The problem we have now, besides Amtrak causing its own delays via mechanical and crew shortage shenanigans, is that some railroads have drastically reduced their physical plant in order to stay alive.
Good examples of double track routes out of Chicago since reduced to single track CTC include the MILW, IC(G), and GM&O.
At least the tradition of good passenger service on the MILW manages to persist thanks to the duality of Chicago and Milwaukee - the double track stays alive up here all the way up to milepost 104, as opposed to on the Carbondale and St Louis lines where it once quit before MP 40.
It was claimed back in the bad times that a single track CTC railroad could handle roughly 75% of the traffic a double-track ABS railroad could. It was an easy selling point by the signalling companies and installation contractors - RR traffic was down, and there was big money to be made for them if they could successfully sell the proposal.
Even in spite of contractual and managerial differences, most RR's do generally run Amtrak as best as they can. The problem is that the physical plant doesn't exist to get Amtrak around even their normal volumes of freight - not to mention periods of exceptional volume.
I'm not laying blame on the old RR's for cutting down trackage - they needed to do it to survive - but heck if that still doesn't remain the biggest dent in passenger train timekeeping today.
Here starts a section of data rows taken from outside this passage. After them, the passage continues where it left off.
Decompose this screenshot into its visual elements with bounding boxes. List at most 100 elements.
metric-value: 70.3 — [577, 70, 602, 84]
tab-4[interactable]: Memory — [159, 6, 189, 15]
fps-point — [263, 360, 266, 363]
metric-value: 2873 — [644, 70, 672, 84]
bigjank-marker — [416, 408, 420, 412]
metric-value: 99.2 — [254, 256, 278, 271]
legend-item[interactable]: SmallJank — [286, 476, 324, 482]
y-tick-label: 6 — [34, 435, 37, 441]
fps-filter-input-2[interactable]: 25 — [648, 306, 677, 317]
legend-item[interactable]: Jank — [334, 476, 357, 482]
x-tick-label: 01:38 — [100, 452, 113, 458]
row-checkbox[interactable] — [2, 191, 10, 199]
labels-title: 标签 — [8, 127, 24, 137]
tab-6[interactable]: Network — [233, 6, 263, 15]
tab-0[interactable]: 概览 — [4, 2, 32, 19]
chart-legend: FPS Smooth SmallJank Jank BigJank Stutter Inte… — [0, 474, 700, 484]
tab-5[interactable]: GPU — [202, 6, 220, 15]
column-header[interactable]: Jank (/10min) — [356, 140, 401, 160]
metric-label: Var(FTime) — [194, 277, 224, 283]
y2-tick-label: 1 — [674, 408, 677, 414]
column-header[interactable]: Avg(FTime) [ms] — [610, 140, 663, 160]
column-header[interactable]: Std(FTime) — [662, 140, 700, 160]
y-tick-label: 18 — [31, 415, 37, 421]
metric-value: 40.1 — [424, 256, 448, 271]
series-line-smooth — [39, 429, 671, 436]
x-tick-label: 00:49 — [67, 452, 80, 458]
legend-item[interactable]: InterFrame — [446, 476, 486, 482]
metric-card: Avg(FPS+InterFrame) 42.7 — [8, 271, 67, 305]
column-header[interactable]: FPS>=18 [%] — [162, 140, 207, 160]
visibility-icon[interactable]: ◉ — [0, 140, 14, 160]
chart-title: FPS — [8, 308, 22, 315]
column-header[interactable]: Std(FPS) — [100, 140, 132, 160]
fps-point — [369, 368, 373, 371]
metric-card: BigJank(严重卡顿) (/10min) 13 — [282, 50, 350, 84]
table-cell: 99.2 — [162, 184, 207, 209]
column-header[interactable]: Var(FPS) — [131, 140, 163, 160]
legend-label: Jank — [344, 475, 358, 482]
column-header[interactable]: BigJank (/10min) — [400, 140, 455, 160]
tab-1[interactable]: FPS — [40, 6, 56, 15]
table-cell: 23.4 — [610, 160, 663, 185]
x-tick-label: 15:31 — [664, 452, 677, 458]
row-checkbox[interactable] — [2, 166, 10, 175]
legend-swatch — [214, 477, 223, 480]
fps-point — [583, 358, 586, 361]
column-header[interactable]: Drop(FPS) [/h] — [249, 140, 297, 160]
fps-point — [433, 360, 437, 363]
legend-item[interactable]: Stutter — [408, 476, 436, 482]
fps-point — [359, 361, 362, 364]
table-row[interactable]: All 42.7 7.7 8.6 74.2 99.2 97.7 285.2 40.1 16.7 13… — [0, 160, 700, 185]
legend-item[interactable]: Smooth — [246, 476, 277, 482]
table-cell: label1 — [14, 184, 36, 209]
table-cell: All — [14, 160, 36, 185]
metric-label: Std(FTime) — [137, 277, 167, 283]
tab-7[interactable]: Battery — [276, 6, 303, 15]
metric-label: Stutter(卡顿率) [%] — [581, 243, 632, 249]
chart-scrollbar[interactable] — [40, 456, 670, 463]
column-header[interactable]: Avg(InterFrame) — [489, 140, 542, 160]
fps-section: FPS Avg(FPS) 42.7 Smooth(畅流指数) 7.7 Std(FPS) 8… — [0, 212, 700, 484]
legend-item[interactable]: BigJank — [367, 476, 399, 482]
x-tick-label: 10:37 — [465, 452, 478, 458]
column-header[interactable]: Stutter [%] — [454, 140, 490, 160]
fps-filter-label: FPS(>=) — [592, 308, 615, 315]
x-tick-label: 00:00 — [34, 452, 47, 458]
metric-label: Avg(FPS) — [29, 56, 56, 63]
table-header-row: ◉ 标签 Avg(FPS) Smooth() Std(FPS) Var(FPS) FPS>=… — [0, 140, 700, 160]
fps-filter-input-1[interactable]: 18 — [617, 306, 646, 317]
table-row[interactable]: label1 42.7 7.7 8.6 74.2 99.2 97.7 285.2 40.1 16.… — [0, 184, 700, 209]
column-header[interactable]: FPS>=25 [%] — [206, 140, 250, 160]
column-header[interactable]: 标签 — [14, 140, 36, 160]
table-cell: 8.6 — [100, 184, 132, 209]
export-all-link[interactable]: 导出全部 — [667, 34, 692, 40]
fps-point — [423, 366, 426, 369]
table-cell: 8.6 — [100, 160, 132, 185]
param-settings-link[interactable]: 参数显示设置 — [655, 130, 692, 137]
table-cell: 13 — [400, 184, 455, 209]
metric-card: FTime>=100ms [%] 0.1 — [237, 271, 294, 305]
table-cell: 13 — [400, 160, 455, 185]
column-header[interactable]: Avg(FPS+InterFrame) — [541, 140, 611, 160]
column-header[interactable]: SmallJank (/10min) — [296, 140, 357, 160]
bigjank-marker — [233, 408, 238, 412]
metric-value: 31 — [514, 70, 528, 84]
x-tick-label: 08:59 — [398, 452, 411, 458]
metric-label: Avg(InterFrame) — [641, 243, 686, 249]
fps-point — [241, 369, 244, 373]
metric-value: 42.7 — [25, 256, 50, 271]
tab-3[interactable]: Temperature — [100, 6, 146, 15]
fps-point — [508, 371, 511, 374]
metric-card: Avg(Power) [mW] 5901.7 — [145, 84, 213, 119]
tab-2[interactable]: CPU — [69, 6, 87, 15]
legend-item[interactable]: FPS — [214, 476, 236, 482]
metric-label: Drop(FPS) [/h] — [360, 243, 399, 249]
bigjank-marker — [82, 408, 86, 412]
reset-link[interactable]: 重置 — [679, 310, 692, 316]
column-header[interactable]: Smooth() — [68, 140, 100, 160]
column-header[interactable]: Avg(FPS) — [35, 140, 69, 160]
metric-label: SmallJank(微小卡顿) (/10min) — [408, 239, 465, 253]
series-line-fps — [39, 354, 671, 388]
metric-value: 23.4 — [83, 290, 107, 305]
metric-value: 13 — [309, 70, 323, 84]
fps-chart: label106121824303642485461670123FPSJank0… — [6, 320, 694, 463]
(I'll mostly exempt some of the big western long-haul routes, as they never were anything more than single track, and a pax delay 80 years ago on their road still would mean the same pax delay today.)
I feel that there was a failure of the public sector, during the 80s and 90s, to recognize a problem, and to step in and directly help keep up that double track mainline over which so much public commerce traversed.